Yvon Muya (YM) : La guerre demeure un instrument de diplomatie brutale, mobilisé lorsque les États estiment leur sécurité menacée. Le conflit en Ukraine, les représailles à Gaza ou les frappes américaines en Iran illustrent ce dilemme de sécurité : dans un système international dépourvu d’autorité suprême, chaque acteur.rice redoute une attaque de l’autre et se prépare à l’éventualité d’une surprise. La guerre devient ainsi un moyen de s’affirmer sur la scène mondiale, reflétant l’identité et les priorités de chaque nation. Toutefois, les motivations ne sont pas uniquement politiques ou stratégiques; elles sont aussi économiques. Dans la région des Grands Lacs, par exemple, certains États sont accusés d’entretenir l’instabilité afin d’alimenter une véritable économie de la guerre, fondée sur le pillage des ressources congolaises.
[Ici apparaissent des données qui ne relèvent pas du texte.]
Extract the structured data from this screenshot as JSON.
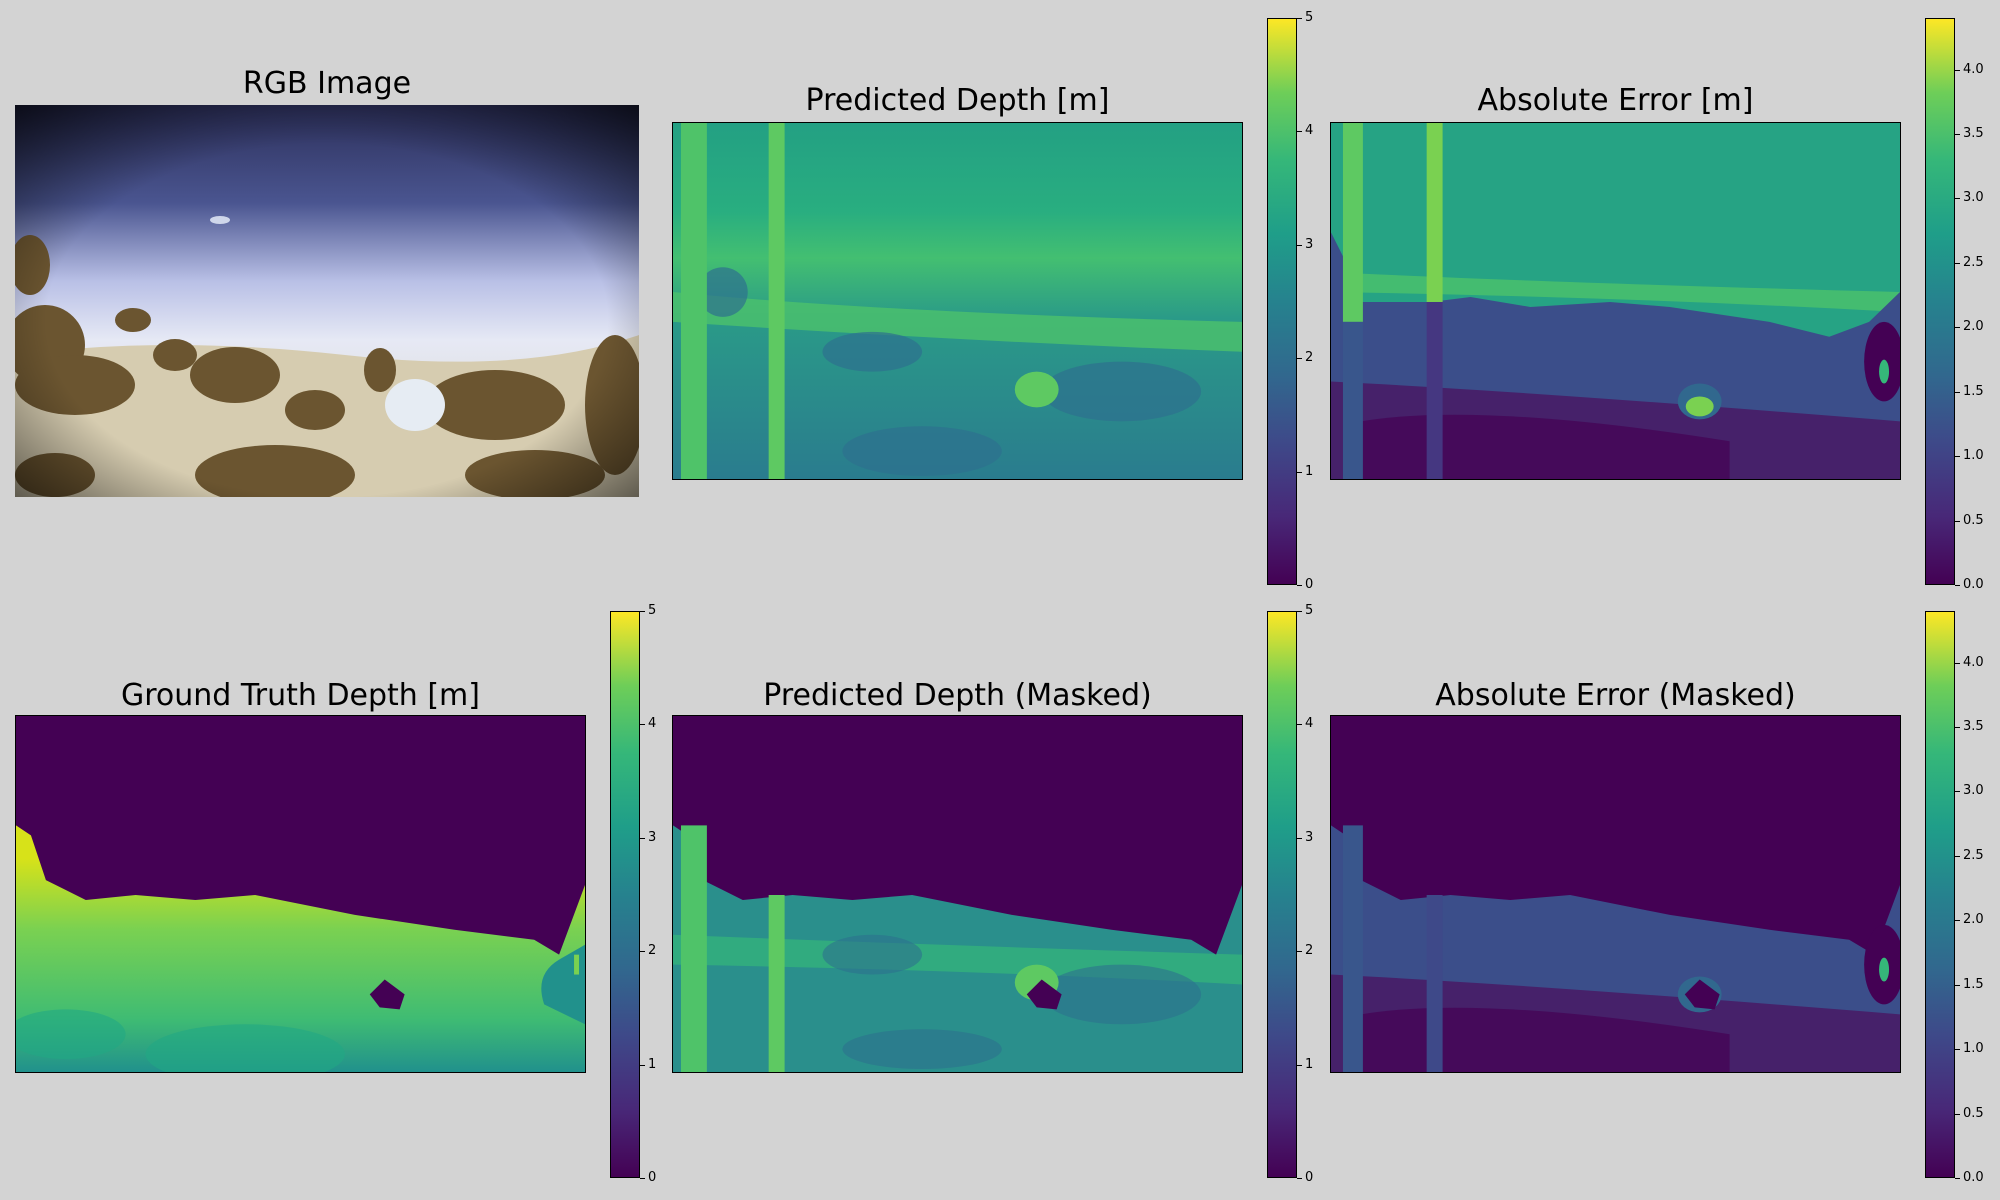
{
  "titles": {
    "rgb": "RGB Image",
    "pred": "Predicted Depth [m]",
    "err": "Absolute Error [m]",
    "gt": "Ground Truth Depth [m]",
    "pred_masked": "Predicted Depth (Masked)",
    "err_masked": "Absolute Error (Masked)"
  },
  "colormap": "viridis",
  "chart_data": [
    {
      "type": "heatmap",
      "title": "RGB Image",
      "content": "underwater photograph of rocks on sandy seabed"
    },
    {
      "type": "heatmap",
      "title": "Predicted Depth [m]",
      "colorbar": {
        "min": 0,
        "max": 5,
        "ticks": [
          "0",
          "1",
          "2",
          "3",
          "4",
          "5"
        ]
      }
    },
    {
      "type": "heatmap",
      "title": "Absolute Error [m]",
      "colorbar": {
        "min": 0,
        "max": 4.4,
        "ticks": [
          "0.0",
          "0.5",
          "1.0",
          "1.5",
          "2.0",
          "2.5",
          "3.0",
          "3.5",
          "4.0"
        ]
      }
    },
    {
      "type": "heatmap",
      "title": "Ground Truth Depth [m]",
      "colorbar": {
        "min": 0,
        "max": 5,
        "ticks": [
          "0",
          "1",
          "2",
          "3",
          "4",
          "5"
        ]
      }
    },
    {
      "type": "heatmap",
      "title": "Predicted Depth (Masked)",
      "colorbar": {
        "min": 0,
        "max": 5,
        "ticks": [
          "0",
          "1",
          "2",
          "3",
          "4",
          "5"
        ]
      }
    },
    {
      "type": "heatmap",
      "title": "Absolute Error (Masked)",
      "colorbar": {
        "min": 0,
        "max": 4.4,
        "ticks": [
          "0.0",
          "0.5",
          "1.0",
          "1.5",
          "2.0",
          "2.5",
          "3.0",
          "3.5",
          "4.0"
        ]
      }
    }
  ]
}
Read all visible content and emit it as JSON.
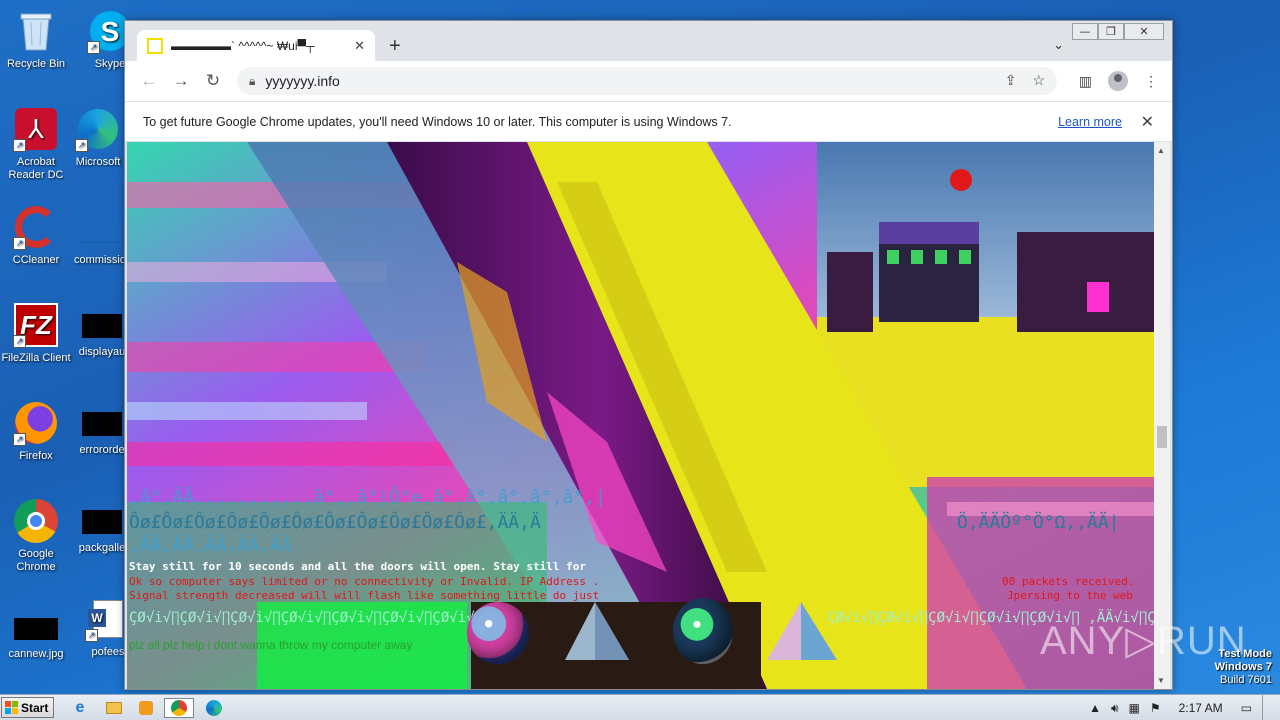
{
  "desktop": {
    "icons": [
      {
        "label": "Recycle Bin"
      },
      {
        "label": "Skype"
      },
      {
        "label": "Acrobat Reader DC"
      },
      {
        "label": "Microsoft"
      },
      {
        "label": "CCleaner"
      },
      {
        "label": "commissio"
      },
      {
        "label": "FileZilla Client"
      },
      {
        "label": "displayau"
      },
      {
        "label": "Firefox"
      },
      {
        "label": "errororde"
      },
      {
        "label": "Google Chrome"
      },
      {
        "label": "packgalle"
      },
      {
        "label": "cannew.jpg"
      },
      {
        "label": "pofees"
      }
    ]
  },
  "browser": {
    "tab_title": "▬▬▬▬▬` ^^^^^~ ₩ui▀┬",
    "tab_close": "✕",
    "new_tab": "+",
    "tab_menu": "⌄",
    "window_buttons": {
      "minimize": "—",
      "restore": "❐",
      "close": "✕"
    },
    "nav": {
      "back": "←",
      "forward": "→",
      "reload": "↻"
    },
    "url": "yyyyyyy.info",
    "infobar": {
      "message": "To get future Google Chrome updates, you'll need Windows 10 or later. This computer is using Windows 7.",
      "link": "Learn more",
      "close": "✕"
    }
  },
  "page": {
    "garble_line1": ",â°,ÄÄ,,,,,,,,,,,â°,,â°|Ô°e,â°,â°,â°,â°,â°,|",
    "garble_line2": "Ôø£Ôø£Ôø£Ôø£Ôø£Ôø£Ôø£Ôø£Ôø£Ôø£Ôø£,ÄÄ,Ä",
    "garble_line2_right": "Ö,ÄÄÖº°Ö°Ω,,ÄÄ|",
    "garble_line3": ",ÄÄ,ÄÄ,ÄÄ,ÄÄ,ÄÄ",
    "stay_still": "Stay still for 10 seconds and all the doors will open. Stay still for",
    "red_line1": "Ok so computer says limited or no connectivity or Invalid. IP Address .",
    "red_line1_right": "00 packets received.",
    "red_line2": "Signal strength decreased will will flash like something little do just",
    "red_line2_right": "Jpersing to the web",
    "sqrt_line": "ÇØ√i√∏ÇØ√i√∏ÇØ√i√∏ÇØ√i√∏ÇØ√i√∏ÇØ√i√∏ÇØ√i√∏",
    "sqrt_line_right": "ÇØ√i√∏ÇØ√i√∏ÇØ√i√∏ÇØ√i√∏ÇØ√i√∏ ,ÄÄ√i√∏ÇØ",
    "plz": "plz all plz help i dont wanna throw my computer away"
  },
  "watermark": {
    "brand": "ANY▷RUN",
    "mode1": "Test Mode",
    "mode2": "Windows 7",
    "build": "Build 7601"
  },
  "taskbar": {
    "start_label": "Start",
    "clock": "2:17 AM"
  }
}
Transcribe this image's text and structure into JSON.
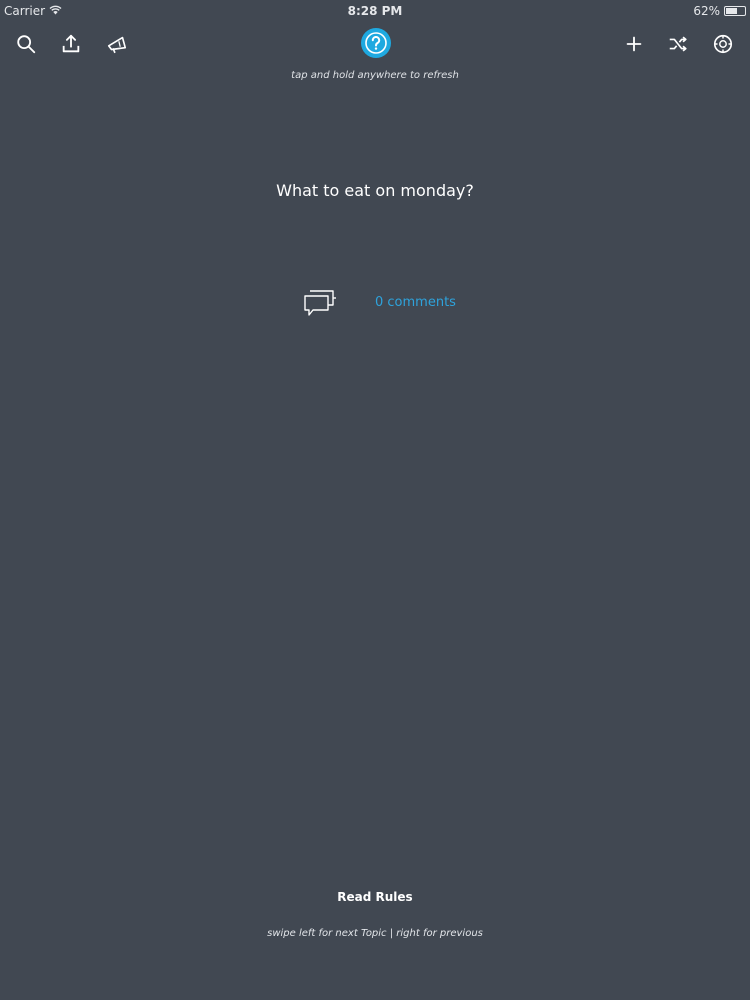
{
  "status_bar": {
    "carrier": "Carrier",
    "time": "8:28 PM",
    "battery": "62%",
    "battery_level": 0.62
  },
  "toolbar": {
    "left_icons": [
      "search-icon",
      "share-icon",
      "megaphone-icon"
    ],
    "center_icon": "question-icon",
    "right_icons": [
      "plus-icon",
      "shuffle-icon",
      "settings-icon"
    ],
    "accent_color": "#1fa9e0"
  },
  "refresh_hint": "tap and hold anywhere to refresh",
  "main": {
    "question": "What to eat on monday?",
    "comments_label": "0 comments",
    "link_color": "#2ea3dc"
  },
  "footer": {
    "read_rules": "Read Rules",
    "swipe_hint": "swipe left for next Topic | right for previous"
  },
  "colors": {
    "background": "#414852"
  }
}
Qu’il s’agisse des rivalités entre grandes puissances ou de conflits régionaux, la logique demeure la même : la guerre sert à contourner les règles de la paix et à tirer profit d’un désordre permanent.
LR : Dans le contexte des crises mondiales actuelles, la guerre est-elle encore nécessaire, ou un modèle mondial fondé sur la diplomatie et la prévention des conflits est-il plus pertinent ?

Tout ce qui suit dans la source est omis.